Darwinian alchemy: Human genes from noncoding DNA

At least since the publication of Susumu Ohno's Evolution by Gene Duplication (Ohno 1970), the conventional wisdom has been that, in the emergence of novel genes, “natural selection merely modified, while redundancy created.” In other words, new genes generally arise by the duplication of existing genes. While the notion that duplication plays a prominent role in the emergence of novel genes is perhaps most famously associated with Ohno, it actually traces back to the early days of the modern evolutionary synthesis (Bridges 1935; Muller 1936). Decades of modern sequence-based research have largely supported this general view (Graur and Li 2000). In recent years, the classic model of whole gene duplication and subsequent divergence has been enlarged to include phenomena such as exon shuffling, gene fusion and fission, retrotransposition, and lateral gene transfer (for review, see Long et al. 2003).
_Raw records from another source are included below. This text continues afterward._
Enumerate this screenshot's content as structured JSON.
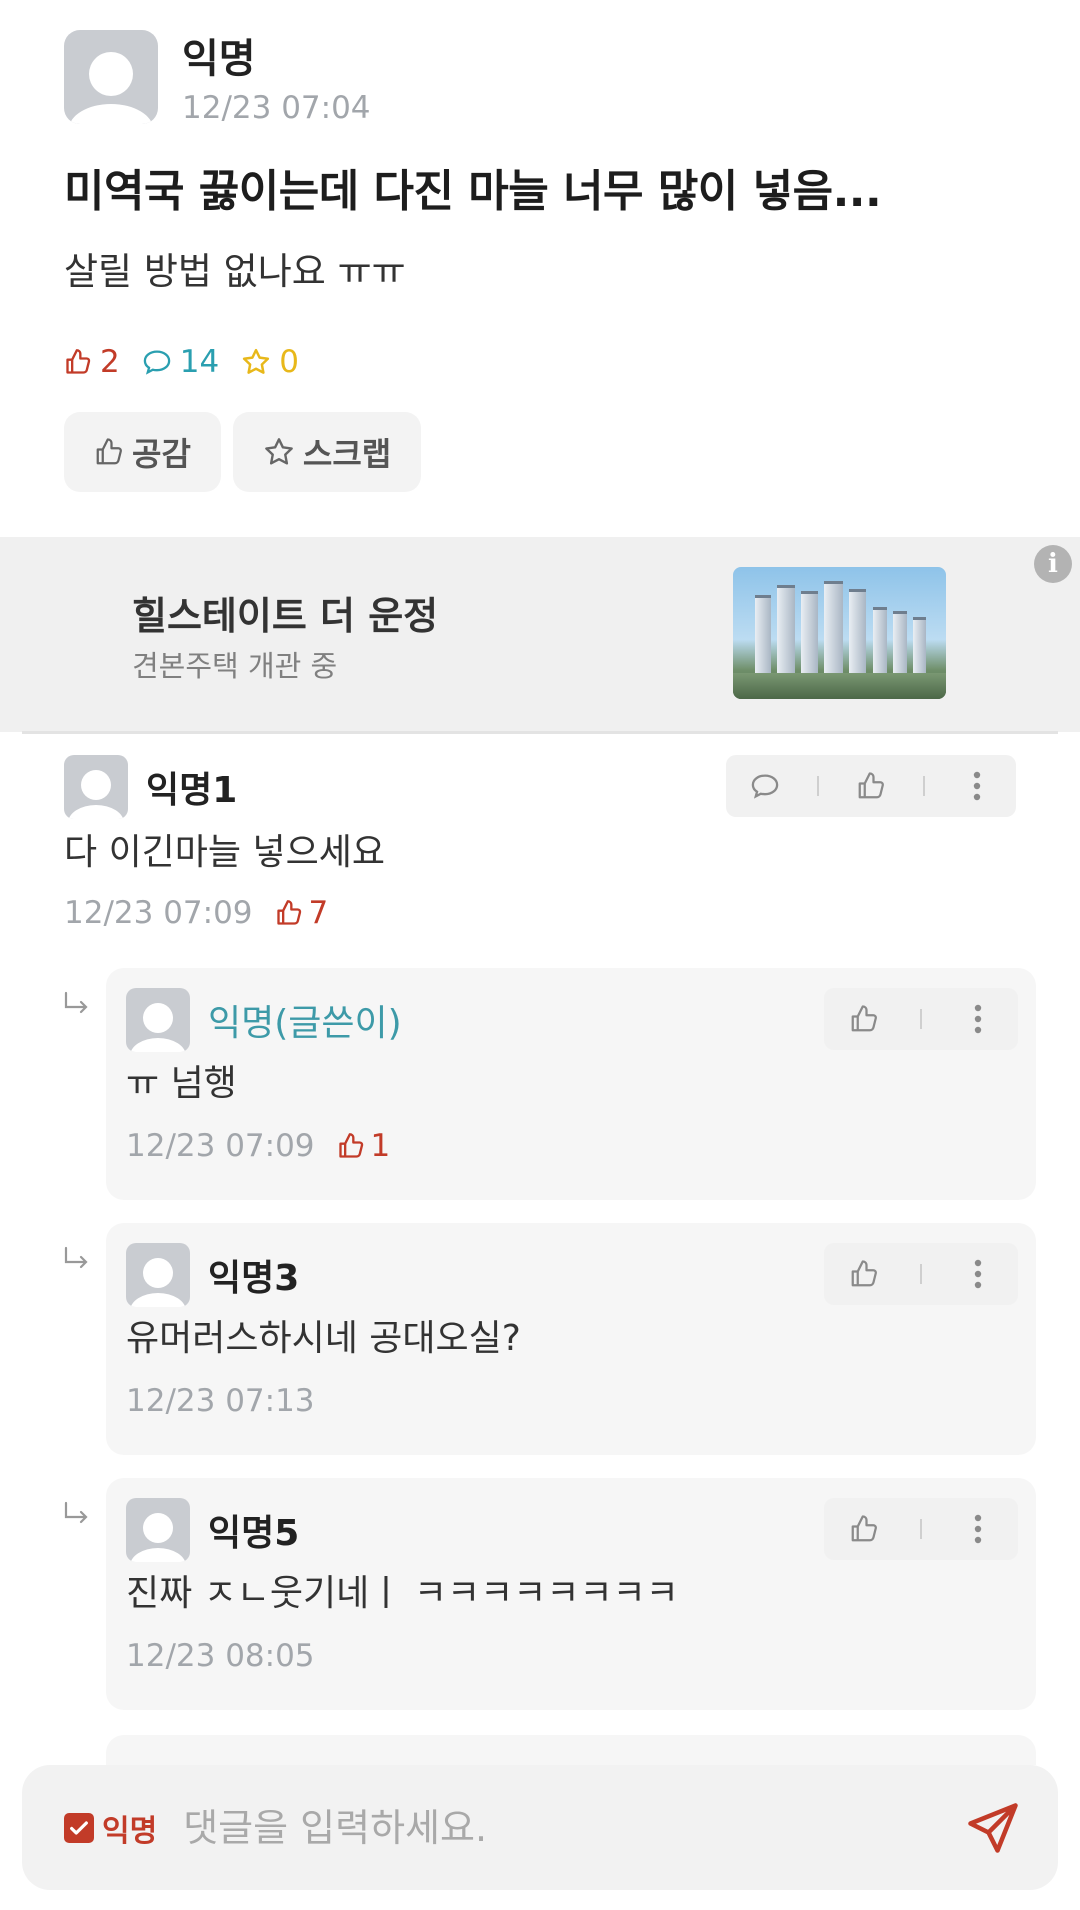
{
  "post": {
    "author": "익명",
    "time": "12/23 07:04",
    "title": "미역국 끓이는데 다진 마늘 너무 많이 넣음...",
    "body": "살릴 방법 없나요 ㅠㅠ",
    "stats": {
      "likes": "2",
      "comments": "14",
      "scraps": "0"
    },
    "actions": {
      "like_label": "공감",
      "scrap_label": "스크랩"
    }
  },
  "ad": {
    "title": "힐스테이트 더 운정",
    "subtitle": "견본주택 개관 중",
    "info_label": "i"
  },
  "comments": [
    {
      "author": "익명1",
      "text": "다 이긴마늘 넣으세요",
      "time": "12/23 07:09",
      "likes": "7"
    }
  ],
  "replies": [
    {
      "author": "익명(글쓴이)",
      "text": "ㅠ 넘행",
      "time": "12/23 07:09",
      "likes": "1"
    },
    {
      "author": "익명3",
      "text": "유머러스하시네 공대오실?",
      "time": "12/23 07:13"
    },
    {
      "author": "익명5",
      "text": "진짜 ㅈㄴ웃기네ㅣ ㅋㅋㅋㅋㅋㅋㅋㅋ",
      "time": "12/23 08:05"
    }
  ],
  "input": {
    "anon_label": "익명",
    "placeholder": "댓글을 입력하세요."
  },
  "colors": {
    "like": "#c23b28",
    "comment": "#2a9fb0",
    "scrap": "#e8b81a",
    "writer": "#3d9aa8"
  }
}
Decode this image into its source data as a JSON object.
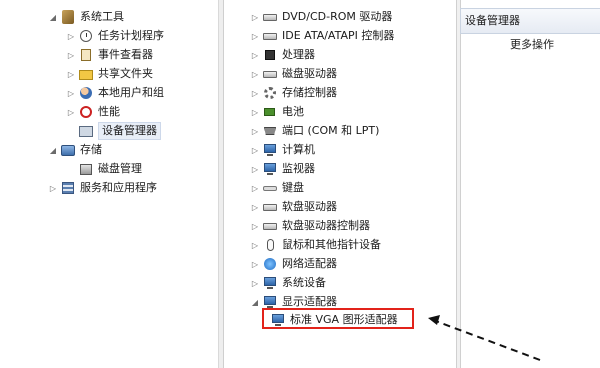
{
  "left_tree": [
    {
      "label": "系统工具",
      "expanded": true,
      "icon": "tools-icon"
    },
    {
      "label": "任务计划程序",
      "icon": "clock-icon"
    },
    {
      "label": "事件查看器",
      "icon": "event-viewer-icon"
    },
    {
      "label": "共享文件夹",
      "icon": "shared-folder-icon"
    },
    {
      "label": "本地用户和组",
      "icon": "users-icon"
    },
    {
      "label": "性能",
      "icon": "performance-icon"
    },
    {
      "label": "设备管理器",
      "icon": "device-manager-icon",
      "selected": true
    },
    {
      "label": "存储",
      "expanded": true,
      "icon": "storage-icon"
    },
    {
      "label": "磁盘管理",
      "icon": "disk-management-icon"
    },
    {
      "label": "服务和应用程序",
      "icon": "services-icon"
    }
  ],
  "device_tree": [
    {
      "label": "DVD/CD-ROM 驱动器",
      "icon": "dvd-drive-icon"
    },
    {
      "label": "IDE ATA/ATAPI 控制器",
      "icon": "ide-controller-icon"
    },
    {
      "label": "处理器",
      "icon": "processor-icon"
    },
    {
      "label": "磁盘驱动器",
      "icon": "disk-drive-icon"
    },
    {
      "label": "存储控制器",
      "icon": "storage-controller-icon"
    },
    {
      "label": "电池",
      "icon": "battery-icon"
    },
    {
      "label": "端口 (COM 和 LPT)",
      "icon": "port-icon"
    },
    {
      "label": "计算机",
      "icon": "computer-icon"
    },
    {
      "label": "监视器",
      "icon": "monitor-icon"
    },
    {
      "label": "键盘",
      "icon": "keyboard-icon"
    },
    {
      "label": "软盘驱动器",
      "icon": "floppy-drive-icon"
    },
    {
      "label": "软盘驱动器控制器",
      "icon": "floppy-controller-icon"
    },
    {
      "label": "鼠标和其他指针设备",
      "icon": "mouse-icon"
    },
    {
      "label": "网络适配器",
      "icon": "network-adapter-icon"
    },
    {
      "label": "系统设备",
      "icon": "system-device-icon"
    },
    {
      "label": "显示适配器",
      "icon": "display-adapter-icon",
      "expanded": true
    },
    {
      "label": "标准 VGA 图形适配器",
      "icon": "vga-adapter-icon",
      "child": true,
      "highlighted": true
    }
  ],
  "actions": {
    "title": "设备管理器",
    "more": "更多操作"
  },
  "colors": {
    "highlight": "#e2231a",
    "selection": "#e8eef7"
  }
}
Nevertheless, despite their additional complexity, these mechanisms remain essentially duplicative, in the sense that sequences encoding one or more protein-coding genes are copied, by one mechanism or another, and used as the starting point for a new gene sequence. (An exception is the exonization of noncoding transposable elements, such as Alus, but this process tends to generate individual exons rather than entire genes;Makalowski et al. 1994; Nekrutenko and Li 2001.) By contrast, the origination of protein-coding genes de novo from nonrepetitive, noncoding DNA has been thought to occur only as an exceptionally rare event during evolution. Indeed, the emergence of complete, functional genes—with promoters, open reading frames (ORFs), and functional proteins—from “junk” DNA would seem highly improbable, almost like the elusive transmutation of lead into gold that was sought by medieval alchemists.